Лишь вечером 22 июня 1941 г. Сталин возвратился в Волынское. Каких сил потребовалось от него, чтобы выдержать прошедшую ночь и день, — никто никогда не узнает. Однако никто не догадался о подлинном состоянии Сталина. Даже проницательный Жуков.
И только когда Сталин, не раздеваясь (на это сил уже не оставалось), лег на диван и закрыл глаза, силы оставили его и на какое-то время (какое именно, сегодня установить невозможно) впал в забытье.
Сталин трое суток — 23,24 и 25 июня 1941 г. — пролежал пластом, никого не принимая, без еды. Есть из-за нарыва в горле он не мог. В эти дни, кто бы ни звонил, получали один и тот же ответ: «Товарищ Сталин занят и разговаривать с вами не может».
О болезни И. В. Сталина не знала даже его личная охрана. Эти несколько дней члены Политбюро ЦК ВКП(б) Сталина не видели и естественно терялись в догадках.
И. В. Сталин решил факт своей болезни сохранить в строжайшей тайне, чтобы не радовать врага и не деморализовать советский народ, который возлагал на него все свои надежды.
Едва Сталин очнулся, сознание обожгла мысль: «Война!» Теперь от него зависит многое. А может быть, и вообще все: судьба страны, миллионов соотечественников.
Так как же все происходило в последнее время? Что он сумел предвидеть, а что не сумел? Все ли было сделано? А главное — что сейчас необходимо в первую очередь сделать?
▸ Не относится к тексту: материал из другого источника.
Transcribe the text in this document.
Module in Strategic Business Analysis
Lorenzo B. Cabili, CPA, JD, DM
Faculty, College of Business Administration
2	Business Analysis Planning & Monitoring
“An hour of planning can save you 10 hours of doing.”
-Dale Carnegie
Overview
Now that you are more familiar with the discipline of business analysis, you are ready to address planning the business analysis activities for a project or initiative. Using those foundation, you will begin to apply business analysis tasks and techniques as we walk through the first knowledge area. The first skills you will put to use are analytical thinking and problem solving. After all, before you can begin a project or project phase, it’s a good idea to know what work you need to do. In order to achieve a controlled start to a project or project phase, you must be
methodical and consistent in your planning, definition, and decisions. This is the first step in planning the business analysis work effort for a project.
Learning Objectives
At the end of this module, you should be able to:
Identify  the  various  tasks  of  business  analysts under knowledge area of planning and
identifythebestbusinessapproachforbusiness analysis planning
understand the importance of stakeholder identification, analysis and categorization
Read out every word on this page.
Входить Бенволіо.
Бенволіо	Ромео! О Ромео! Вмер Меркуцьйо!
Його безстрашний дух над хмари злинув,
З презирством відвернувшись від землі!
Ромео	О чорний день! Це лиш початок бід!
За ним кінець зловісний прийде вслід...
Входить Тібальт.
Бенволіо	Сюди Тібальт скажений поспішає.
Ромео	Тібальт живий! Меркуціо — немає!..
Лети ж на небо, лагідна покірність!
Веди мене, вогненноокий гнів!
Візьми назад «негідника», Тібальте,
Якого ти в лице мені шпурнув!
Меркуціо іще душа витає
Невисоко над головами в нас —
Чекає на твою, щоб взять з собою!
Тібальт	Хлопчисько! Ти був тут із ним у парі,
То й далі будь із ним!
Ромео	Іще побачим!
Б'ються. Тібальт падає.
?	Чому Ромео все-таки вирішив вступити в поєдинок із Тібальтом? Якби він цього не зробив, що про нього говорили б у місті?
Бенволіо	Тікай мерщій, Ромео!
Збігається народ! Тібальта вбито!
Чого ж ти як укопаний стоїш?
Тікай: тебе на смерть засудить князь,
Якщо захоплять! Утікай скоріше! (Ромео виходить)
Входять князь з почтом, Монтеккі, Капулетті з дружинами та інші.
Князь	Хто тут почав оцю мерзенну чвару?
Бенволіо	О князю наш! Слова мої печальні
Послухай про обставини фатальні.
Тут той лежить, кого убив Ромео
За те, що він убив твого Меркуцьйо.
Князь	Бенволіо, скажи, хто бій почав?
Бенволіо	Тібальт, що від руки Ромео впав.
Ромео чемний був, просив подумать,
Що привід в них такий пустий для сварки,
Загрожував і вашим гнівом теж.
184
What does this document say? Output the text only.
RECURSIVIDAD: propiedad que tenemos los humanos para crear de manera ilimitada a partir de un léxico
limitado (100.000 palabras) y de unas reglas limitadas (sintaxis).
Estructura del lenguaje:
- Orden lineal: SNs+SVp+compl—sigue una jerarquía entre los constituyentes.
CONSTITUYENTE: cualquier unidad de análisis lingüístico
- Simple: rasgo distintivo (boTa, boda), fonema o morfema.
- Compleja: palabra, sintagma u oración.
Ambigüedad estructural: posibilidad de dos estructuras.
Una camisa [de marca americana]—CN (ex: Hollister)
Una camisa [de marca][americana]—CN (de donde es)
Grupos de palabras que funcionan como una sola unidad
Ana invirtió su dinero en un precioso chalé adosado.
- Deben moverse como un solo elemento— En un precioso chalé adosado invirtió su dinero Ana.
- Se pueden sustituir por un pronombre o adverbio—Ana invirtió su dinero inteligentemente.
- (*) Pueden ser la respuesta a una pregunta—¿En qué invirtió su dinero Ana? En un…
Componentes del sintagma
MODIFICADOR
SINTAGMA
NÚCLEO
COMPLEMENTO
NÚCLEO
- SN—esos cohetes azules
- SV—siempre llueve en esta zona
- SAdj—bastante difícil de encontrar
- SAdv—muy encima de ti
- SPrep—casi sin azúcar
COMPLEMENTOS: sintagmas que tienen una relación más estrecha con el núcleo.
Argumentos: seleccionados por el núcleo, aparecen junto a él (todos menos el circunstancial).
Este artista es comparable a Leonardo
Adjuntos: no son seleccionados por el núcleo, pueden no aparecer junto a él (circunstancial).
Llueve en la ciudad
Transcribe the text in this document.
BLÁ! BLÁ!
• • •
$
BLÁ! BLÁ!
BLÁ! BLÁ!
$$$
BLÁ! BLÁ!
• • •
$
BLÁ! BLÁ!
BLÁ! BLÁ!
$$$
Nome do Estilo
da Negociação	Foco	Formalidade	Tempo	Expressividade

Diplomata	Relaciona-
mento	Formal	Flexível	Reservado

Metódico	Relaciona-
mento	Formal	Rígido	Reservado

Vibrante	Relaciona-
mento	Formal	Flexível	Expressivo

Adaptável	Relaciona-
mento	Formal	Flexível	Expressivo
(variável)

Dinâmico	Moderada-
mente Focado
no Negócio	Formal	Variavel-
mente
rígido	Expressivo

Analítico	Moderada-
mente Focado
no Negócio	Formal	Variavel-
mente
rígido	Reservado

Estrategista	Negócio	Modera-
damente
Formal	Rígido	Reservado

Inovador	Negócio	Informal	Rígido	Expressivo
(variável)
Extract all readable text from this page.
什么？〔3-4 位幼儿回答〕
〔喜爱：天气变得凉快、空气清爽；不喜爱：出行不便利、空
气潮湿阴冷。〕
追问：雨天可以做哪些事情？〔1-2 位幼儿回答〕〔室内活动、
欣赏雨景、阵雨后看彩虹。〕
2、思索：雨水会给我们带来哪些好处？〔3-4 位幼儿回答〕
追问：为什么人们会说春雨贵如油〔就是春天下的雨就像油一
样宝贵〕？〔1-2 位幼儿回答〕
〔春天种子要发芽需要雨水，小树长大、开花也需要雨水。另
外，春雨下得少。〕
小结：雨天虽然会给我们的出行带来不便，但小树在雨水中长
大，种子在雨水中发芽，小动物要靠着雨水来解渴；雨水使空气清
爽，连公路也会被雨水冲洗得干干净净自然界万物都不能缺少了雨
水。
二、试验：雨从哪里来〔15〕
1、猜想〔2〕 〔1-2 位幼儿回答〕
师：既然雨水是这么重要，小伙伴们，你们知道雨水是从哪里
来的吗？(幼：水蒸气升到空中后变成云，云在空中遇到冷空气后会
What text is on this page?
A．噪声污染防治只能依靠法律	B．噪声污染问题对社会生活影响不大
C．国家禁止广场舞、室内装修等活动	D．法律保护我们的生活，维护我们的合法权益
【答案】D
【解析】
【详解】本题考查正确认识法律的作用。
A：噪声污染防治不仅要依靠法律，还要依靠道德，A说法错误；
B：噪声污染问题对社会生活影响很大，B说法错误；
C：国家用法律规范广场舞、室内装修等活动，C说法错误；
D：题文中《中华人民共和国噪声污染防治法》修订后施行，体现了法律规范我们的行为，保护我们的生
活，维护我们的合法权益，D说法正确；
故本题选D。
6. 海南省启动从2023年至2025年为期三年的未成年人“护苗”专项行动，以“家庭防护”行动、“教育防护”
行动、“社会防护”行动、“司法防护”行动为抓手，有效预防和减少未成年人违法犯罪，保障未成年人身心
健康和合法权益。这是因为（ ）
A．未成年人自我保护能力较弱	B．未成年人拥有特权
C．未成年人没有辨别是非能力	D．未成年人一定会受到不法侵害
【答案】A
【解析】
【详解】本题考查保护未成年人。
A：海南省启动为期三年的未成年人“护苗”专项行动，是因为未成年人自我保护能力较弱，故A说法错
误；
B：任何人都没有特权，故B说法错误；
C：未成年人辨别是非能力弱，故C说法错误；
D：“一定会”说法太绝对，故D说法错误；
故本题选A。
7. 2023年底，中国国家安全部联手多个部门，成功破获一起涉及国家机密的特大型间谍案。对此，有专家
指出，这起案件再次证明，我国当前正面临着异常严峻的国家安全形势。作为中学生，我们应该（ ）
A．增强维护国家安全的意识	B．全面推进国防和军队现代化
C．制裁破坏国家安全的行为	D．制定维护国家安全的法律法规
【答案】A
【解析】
Мысли с болезненной обостренностью выхватывали из прошлого события, документы, лица.
* * *Последние месяцы 40-го и первые месяцы 41-го годов Сталин работал по восемнадцать часов в сутки. Времени для отдыха почти не оставалось. Так же напряженно работало и его ближайшее окружение.
Но 26 марта 1941 г. Сталин возвратился из Кремля на свою дачу в Волынское раньше обычного: донимал приступ разыгравшегося радикулита. Еще до своего приезда он распорядился, чтобы жарко натопили русскую печь, находившуюся в кухне. Положив на горячие кирпичи широкую доску, Сталин разделся и, взобравшись, лег на нее спиной. Боль в пояснице постепенно отступила. Одевшись, он прошел в спальню и попытался заснуть, но сон не шел. Последнее время Сталин часто страдал бессонницей — сказывалось чрезмерное умственное перенапряжение. Снотворное же, как и любые другие лекарства, он не принимал. Разве что кальцикс от кашля, который преследовал его, заядлого курильщика.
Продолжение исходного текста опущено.